III. Comment A.S. Nilus édita les Protocoles

En commençant l’exposé de mes souvenirs sur S.A. Nilus et les Protocoles des Sages de Sion, je concevais que les données dont je dispose ne sont que des matériaux pour ceux qui, se fondant sur un éclaircissement de tous les aspects du problème, pourront solutionner la question d’origine de ces Protocoles. C’est pourquoi j’ai fermement décidé de ne pas entrer en polémique ni avec l’éditeur français, ni avec les organes de presse qui ont traité de cette question.

Cependant, j’estime absolument indispensable, avant d’exposer l’enchaînement de circonstances qui rendit S.A. Nilus possesseur des Protocoles, de porter l’attention du lecteur sur une particularité de l’édition de 1917, qui a été relevée par Monseigneur Jouin. J’ai en vue la déclaration de S.A. Nilus, que le manuscrit lui aurait été remis par le Maréchal de Noblesse Alexis Nicolaïévitch Soukhotine. Cette version contredit l’autre déclaration que me fit Serge Alexandrovitch, selon laquelle le manuscrit fut reçu de Ratchkovsky par Madame K.

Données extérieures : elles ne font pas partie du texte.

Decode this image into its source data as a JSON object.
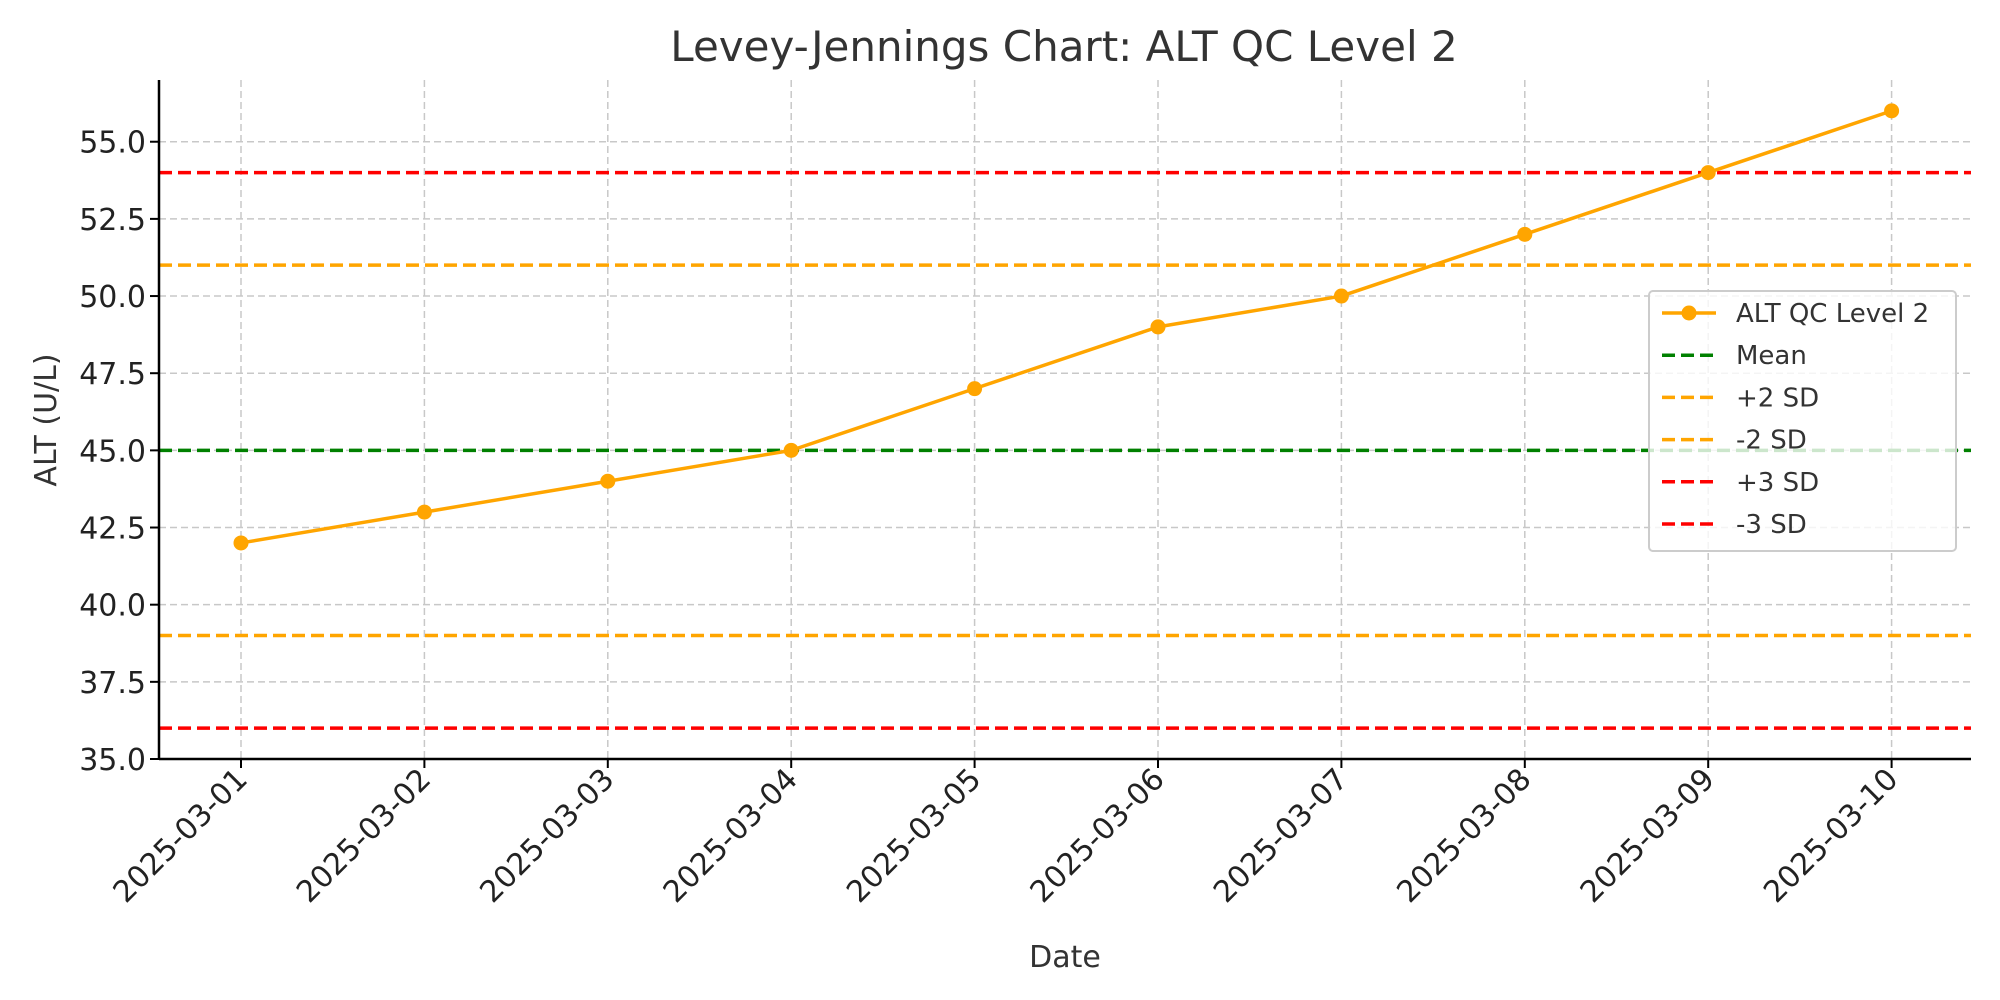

Connaissant la vie intime de Nilus, je comprends fort bien qu’il ne pouvait mettre en lumière, dans un écrit public, Madame K.; la mystérieuse dame, dont il est question dans ses éditions.

Je suis éloigné de penser que A.N. Soukhotine soit un personnage mythique, mais je suis convaincu qu’il fut l’intermédiaire, le courrier chargé par Madame K., se trouvant alors en France, de remettre le précieux manuscrit à S.A. Nilus qui se trouvait déjà en Russie. Pour des considérations d’ordre intime Soukhotine devint le paravent cachant au lecteur la dame mystérieuse, Madame K.

En ce qui concerne la transmission du manuscrit, elle eut lieu dans les circonstances suivantes:

En 1900, Serge Alexandrovitch Nilus, absolument ruiné, rentra en Russie converti. II se mit à voyager, plus exactement à faire des pèlerinages, de monastère en monastère, se nourrissant parfois de seul pain bénit. C’est alors qu’il écrivit ses Notes d’un Orthodoxe ou le Grand dans le Petit, qui grâce au concours de l’Archimandrite (ensuite évêque et archevêque de Vologda) Nicone furent imprimées dans les Feuillets de la Trinité à Serghiev Possad (70 verstes de Moscou) et en brochure détachée.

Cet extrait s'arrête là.